We have recently completed a project for an international Site featuring a large amount of content in many languages. Not only did we have to support several base languages – it also was a requirement to be able to customize content for specific countries. This lead us to use Sitecore’s built in mechanism of language/country pairs i.E.” en-US” or “en-GB” in combination with the Language Fallback Shared Source module to fall back to the base language i.E. “en” in case there was no specific translation.
With LanguageEmbedding set to “always” – this way we had unique URLs for every content page in every language i.e. mydomain.com/en-US/ without using cookies for keeping track of the selected language / country.
So far so good. But when authors started entering content, some issues started showing up. Soon we had over 140 Sitecore languages set up in the system and the content-tree quickly contained thousands of items.
Issue #1:Uploads to Media Library becoming extremely slow
By default, Media.UploadAsVersionableByDefault is set to “false” leading Sitecore to upload media items unversioned. This is usually a good thing but unfortunately in this case, Sitecore creates a version for each language defined in the database even if we don’t need them. Having media items versioned wasn’t an option because Authors would have had do upload the media in every language.
Luckily Yogesh Patel posted a workaround to this problem which pointed us in the right direction but we couldn’t really adapt it because it was not possible to override the MediaCreator.CreateItem() method which countains a loop creating a version in every language.
A simple trick helped us out here instead:
We set the versionedTemplate to system/media/unversioned/… for each mediaType and set Media.UploadAsVersionableByDefault to true in Sitecore Config. This way, the media items are created with shared fields but the CreateItem() method only creates one language version for each uploaded media item. Uploads were instantly very fast again. Of course this solution prevents using versioned media items with versioned fields but we do not need them.
Issue #2: Large Cache sizes
Sitecore item and prefetch caches tended to use several gigabytes of space. This was because when fetching an item in a specific language i.E. “en-US” it would add this version to the cache even if there was no specific content for that item. That way a lot of items were added to cache even if they didn’t contain any content, leading to a general slow down while editing. (Clearing items out of the cache while saving was taking a lot of time)
What helped was a tweak on the LanguageFallback module’s GetItem() method. Whenever an item was requested in “en-US” and the corresponding fallback version in “en” was returned, our cache would save the connection and next time return the “en” version immediately without even calling GetItem() on the “en-US” version. That way we could avoid a lot of cache entries. The Item cache size decreased from several GB to just a few hundred. Of course we needed to clear our fallback cache in case an “en-US” version ever gets created by authors which was not trivial.
Issue #3: Fix sorting in language dropdown
Having over 140 languages in random sorting was not very good for authors to work with.
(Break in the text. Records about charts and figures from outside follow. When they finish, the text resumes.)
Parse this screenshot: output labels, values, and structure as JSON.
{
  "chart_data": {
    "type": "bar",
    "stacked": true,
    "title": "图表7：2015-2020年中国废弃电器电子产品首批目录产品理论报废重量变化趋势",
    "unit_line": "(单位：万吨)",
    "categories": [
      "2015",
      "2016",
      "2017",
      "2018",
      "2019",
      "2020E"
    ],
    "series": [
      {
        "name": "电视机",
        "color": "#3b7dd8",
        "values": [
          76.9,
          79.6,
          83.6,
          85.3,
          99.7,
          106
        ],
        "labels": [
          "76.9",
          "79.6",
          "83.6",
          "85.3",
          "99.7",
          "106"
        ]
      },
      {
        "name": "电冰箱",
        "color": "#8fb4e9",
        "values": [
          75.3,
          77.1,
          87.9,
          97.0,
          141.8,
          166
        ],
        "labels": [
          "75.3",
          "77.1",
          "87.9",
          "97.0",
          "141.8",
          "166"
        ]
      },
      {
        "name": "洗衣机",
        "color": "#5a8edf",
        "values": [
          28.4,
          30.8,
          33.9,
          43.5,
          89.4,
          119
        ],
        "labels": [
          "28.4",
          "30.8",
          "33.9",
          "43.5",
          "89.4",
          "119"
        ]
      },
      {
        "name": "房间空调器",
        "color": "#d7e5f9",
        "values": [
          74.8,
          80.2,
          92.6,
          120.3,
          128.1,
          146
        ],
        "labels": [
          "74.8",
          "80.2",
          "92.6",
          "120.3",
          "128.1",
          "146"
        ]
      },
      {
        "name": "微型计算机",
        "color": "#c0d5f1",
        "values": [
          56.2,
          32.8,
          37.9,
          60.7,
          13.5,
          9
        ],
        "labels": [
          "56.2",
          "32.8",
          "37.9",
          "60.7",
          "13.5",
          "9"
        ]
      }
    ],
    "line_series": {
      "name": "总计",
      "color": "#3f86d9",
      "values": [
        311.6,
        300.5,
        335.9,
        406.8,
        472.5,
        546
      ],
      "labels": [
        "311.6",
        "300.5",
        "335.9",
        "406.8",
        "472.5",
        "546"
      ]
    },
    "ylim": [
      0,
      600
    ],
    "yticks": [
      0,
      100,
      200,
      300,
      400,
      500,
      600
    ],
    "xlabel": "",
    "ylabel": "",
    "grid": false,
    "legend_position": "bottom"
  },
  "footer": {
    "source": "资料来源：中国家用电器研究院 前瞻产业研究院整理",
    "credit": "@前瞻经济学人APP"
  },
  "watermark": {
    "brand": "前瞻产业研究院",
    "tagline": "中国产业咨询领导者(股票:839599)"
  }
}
Fortunately, we followed Igor Strikovs solution to implement custom sorting for languages letting us display all base languages at the top. Thanks Igor for that post.
As you see, building sites with a large amount of languages can lead to issues and currently there seems to be no out of the box solution for dealing with requirements like this. We couldn’t find any other way of solving this and still having clean “RESTful” URLs without using cookies to store the currently selected country.
An other way to achieve the above would probably be to extend Sitecore’s LinkManager and manage language fallbacks while resolving languages instead of a per-item basis. I.e. resolving “en-DE” would check if that language exists in the database and if not, it would directly switch the context language to “en”. That way we would only need to create Sitecore Languages when they were really needed to localize content. Unfortunately, extending LinkManager isn’t that trivial.
Any thoughts on this are greatly appreciated.